New E-class barely outselling dieing E39... impressive!


----------



## Ågent99 (Jan 7, 2002)

The E60 will grow on everyone...you will want one...I will want one...it has all new gizmos and gadgets that we won't be able to resist. Might even have some impressive powerplants as well.

I know some say it shouldn't have to grow on you but the reality is that we, the enthusiasts and posting on various boards, are in the minority of BMW owners. So if no single peruser or frequenter of posting boards buys the new 5er, it will probably still realize gains in sales. 

For me...I'll just wait for year 2 or 3 of the E60 before I seriously consider getting one.

Chris :eeps:


----------



## JPinTO (Dec 20, 2001)

The design has already grown on me. It's not radical enough to be repulsive like the E65. Then again, I like the Z4's edgy styling. 

I don't care about gizmos like HUD and the like. They are invariable over priced, prone to failure and the worst--- require interaction with BMW dealership to resolve problems. No thank you.

However, I am interested in things like extensive use of light weight materials. 

- JP


----------



## postoak (Mar 5, 2002)

Should a design have to "grow" on you? Is this the best BMW can do with their design dollars -- something that will have to grow on you?

What's with the bigger trunk? Isn't that what SUVs are for?

And the six speed manual. I thought more gears were necessary for *underpowered * vehicles -- to stay in the max torque range. I already do a lot of 1-2-5 shifts.

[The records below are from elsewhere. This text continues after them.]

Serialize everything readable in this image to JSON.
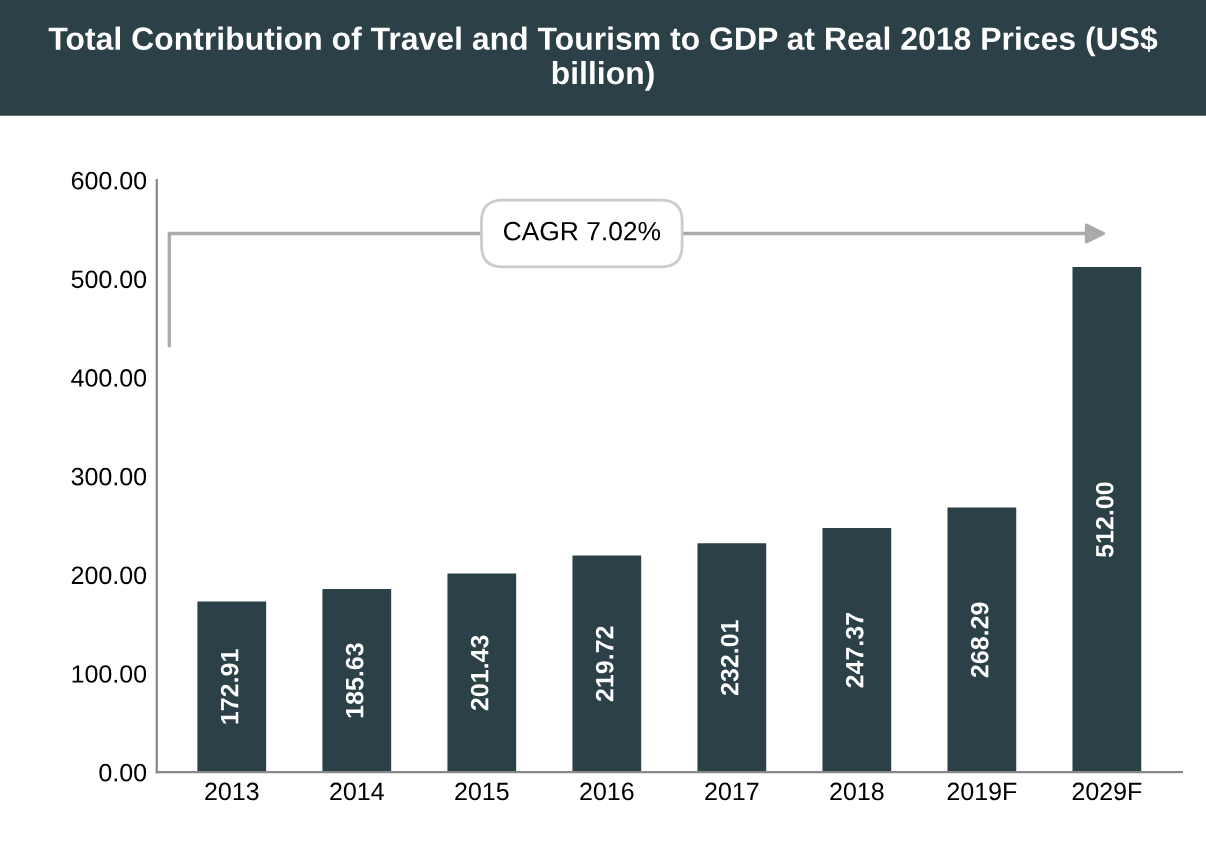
{
  "chart_data": {
    "type": "bar",
    "title": "Total Contribution of Travel and Tourism to GDP at Real 2018 Prices (US$ billion)",
    "categories": [
      "2013",
      "2014",
      "2015",
      "2016",
      "2017",
      "2018",
      "2019F",
      "2029F"
    ],
    "values": [
      172.91,
      185.63,
      201.43,
      219.72,
      232.01,
      247.37,
      268.29,
      512.0
    ],
    "value_labels": [
      "172.91",
      "185.63",
      "201.43",
      "219.72",
      "232.01",
      "247.37",
      "268.29",
      "512.00"
    ],
    "color": "#2b4047",
    "ylim": [
      0,
      600
    ],
    "yticks": [
      {
        "value": 0,
        "label": "0.00"
      },
      {
        "value": 100,
        "label": "100.00"
      },
      {
        "value": 200,
        "label": "200.00"
      },
      {
        "value": 300,
        "label": "300.00"
      },
      {
        "value": 400,
        "label": "400.00"
      },
      {
        "value": 500,
        "label": "500.00"
      },
      {
        "value": 600,
        "label": "600.00"
      }
    ],
    "annotations": [
      "CAGR 7.02%"
    ],
    "grid": false
  }
}
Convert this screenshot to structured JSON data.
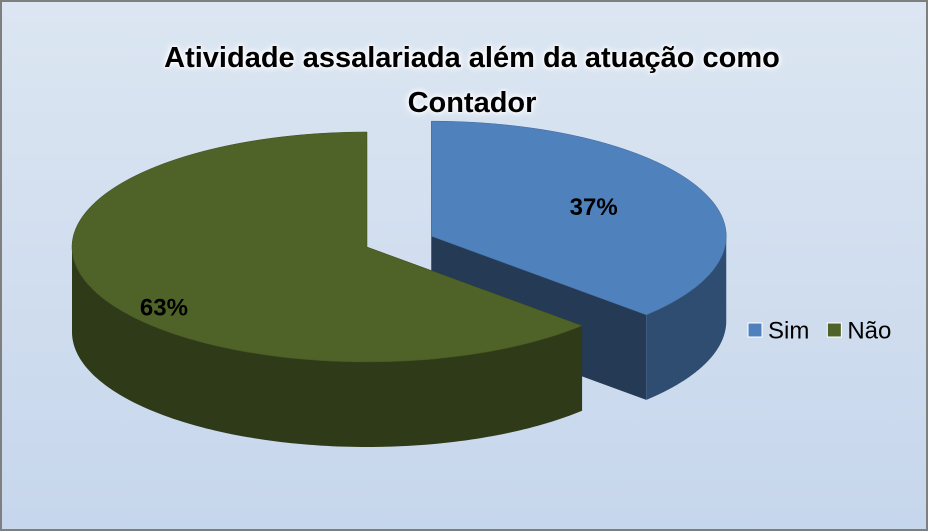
{
  "chart_data": {
    "type": "pie",
    "title": "Atividade assalariada além da atuação como Contador",
    "categories": [
      "Sim",
      "Não"
    ],
    "values": [
      37,
      63
    ],
    "value_labels": [
      "37%",
      "63%"
    ],
    "colors": [
      "#4f81bd",
      "#4f6228"
    ],
    "legend": "right"
  }
}
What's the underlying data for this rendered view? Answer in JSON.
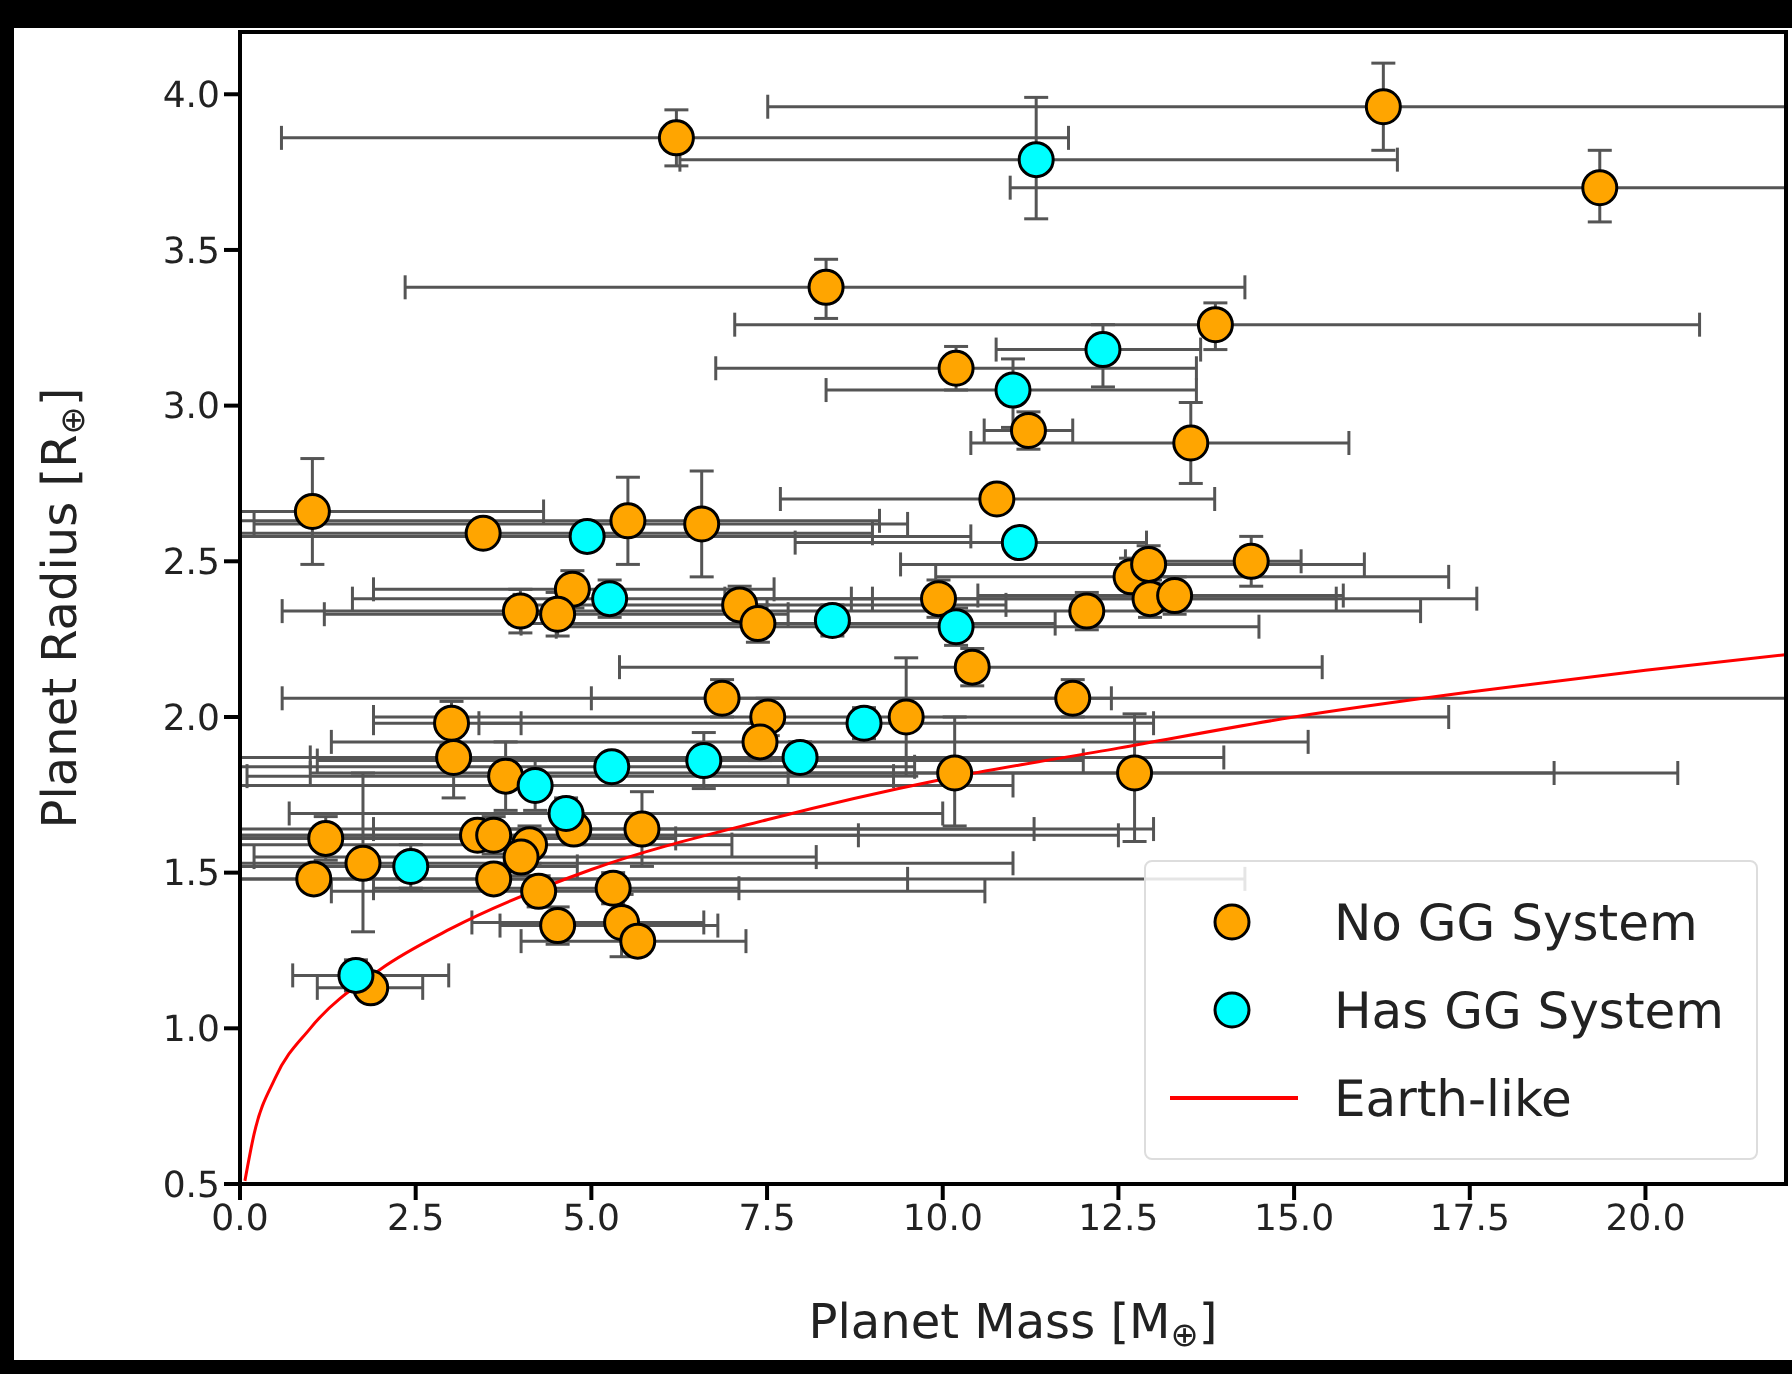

Oh, and a *bigger* car -- that's just what *isn't* needed. All these midsize sedans have gotten into a "bracket creep" race that is so wrongheaded.


----------



## vietsb (Apr 8, 2003)

I agree w/ the "grow on you" part. Most Ferrari designs don't have to "grow on me" and remain timeless. The E60 will no doubt be a great car, but why design the exterior for a generation that doesn't exist? :thumbdwn:


----------